Windows frequently gets confused by my USB DAC and tries to send sound to my HDMI connected monitor.
I have the same experience - on-board sound, usb dac (primary) and hdmi audio interface on an nvidia card.

Every so often it will "forget" that it should be using the usb dac and revert to the hdmi audio output.

No pop-up menus?
No nothing. Also, forgot to mention another test, went to hibernate while the sound playing through laptop's speakers, plugged in headphones while the machine is off, started the machine. Sound was coming through the headphones after the boot. I'm on a t450s.
I think that's a vendor implementation. I used a Lenovo for a long time, worked perfectly without a pop-up. Just got a Dell XPS 15, it pops up a prompt when I plug stuff in (but it also allows me to set a default behavior, so.... ‍️
No, never experienced them on my machine while switching between headphones and external speakers. Maybe you have some misconfigured driver?
I'm consistently baffled by MS. It employs some incredibly smart people, but reliably generates consumer products that are bywords for uninspired user hostility.
This is exactly how my Windows laptop behaves as well. I never care about it, and when I want to override it, I just do it in three clicks.
I use Windows and that's how it worked since I can remember. There must be some issue with your OS installation, driver or laptop.
I believe that's how it work on Linux too!
Same thing happens on Windows.
Usually, it's up to the audio chipset driver manufacturers to provide the headphone switching logic. Windows itself has a more passive view of sound devices. You can change the active device from the context menu of the speaker icon in the system tray, and some chipsets (e.g., Realtek) tend to do the headphone switching for you.
> When plugging headphones stops being a complicated and finicky process

Apple solved that problem by not even letting you plug in headphones!

My notebook had some issues re plugging in headphones and Bluetooth because of some bad Realtek drivers. Uninstalling that and using Microsoft's own drivers solved the problem.

3rd party software on Windows machines is an ongoing problem.

I can't speak for the server stuff, but objectively speaking gamers should be using Windows 10. Even just ignoring DirectX, it has the highest compatibility with the most popular games and most up to date drivers.

I use Debian for work but the gaming rig is straight Windows.

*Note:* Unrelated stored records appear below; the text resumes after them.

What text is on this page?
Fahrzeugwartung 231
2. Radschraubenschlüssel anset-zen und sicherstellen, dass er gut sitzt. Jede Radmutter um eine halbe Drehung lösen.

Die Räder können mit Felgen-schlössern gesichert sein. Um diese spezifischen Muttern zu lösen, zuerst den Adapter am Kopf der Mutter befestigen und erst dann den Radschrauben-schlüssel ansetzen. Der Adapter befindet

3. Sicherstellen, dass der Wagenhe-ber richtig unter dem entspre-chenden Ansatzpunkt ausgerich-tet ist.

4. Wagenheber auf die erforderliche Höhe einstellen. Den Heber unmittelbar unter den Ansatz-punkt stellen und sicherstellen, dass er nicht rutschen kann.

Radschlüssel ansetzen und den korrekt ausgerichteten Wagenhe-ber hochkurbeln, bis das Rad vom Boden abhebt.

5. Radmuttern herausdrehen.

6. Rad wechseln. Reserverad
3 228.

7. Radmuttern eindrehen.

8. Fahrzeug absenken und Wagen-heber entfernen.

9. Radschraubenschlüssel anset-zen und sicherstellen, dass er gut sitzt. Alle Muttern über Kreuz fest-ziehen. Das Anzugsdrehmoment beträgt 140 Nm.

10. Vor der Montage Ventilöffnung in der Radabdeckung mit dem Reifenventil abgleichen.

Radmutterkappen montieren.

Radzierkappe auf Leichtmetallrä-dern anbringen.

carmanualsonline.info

Shame SteamOS never took of, I was into it (got the steam wifi dongly doo on the TV in the living room with four steam controllers lol)

I have a Windows 10 license literally only for gaming and they still manage to make that a horrible experience, between first party xbone controllers regularly disconnecting, forced updates happening in the middle of a game (because the clock can’t remmeber my time zone reliably), and random issues like broken Ethernet drivers (on my skylake-era motherboard) after an update, or ads for some office 365 ripping me out of a full screen game. Every time it happens I just think how much I paid for this experience.

If steam on Linux supported 1/10rd of triple A titles instead of 1/100th I would switch and never look back.

You can't tell me that you windows drives you nuts, and keeps tweaking and tweaking making it worse. Still it is (your opinion) better as linux GUIs or Apple's one.

This is Emacs vs vi/vim vs GUI editors (Scintilla-based, Sublime, Electron-based, whatever).

You can feel that Emacs is the best thing ever, but still hate Ctrl-Alt-Shift-Meta combinations. You can love vi and still sometimes get annoyed about switching modes.

Seems to me that part of what he's feeling is that MacOS has become the unwanted outsider, and frankly most people have better things to do / aren't OCD enough to want to spend a bunch of time trying different windowing systems.

> you mention playing games, watch movies, and browse the web?! All three are possible on all mentioned systems

How is Far Cry 5 on Linux? How about MacOS?

That has more to do with ubiquity than quality.
> You can't tell me that you windows drives you nuts, and keeps tweaking and tweaking making it worse. Still it is (your opinion) better as linux GUIs or Apple's one.

Sure they can tell you that. X can be a disaster and a pain to use, and still be better than Y, if Y is a worse disaster.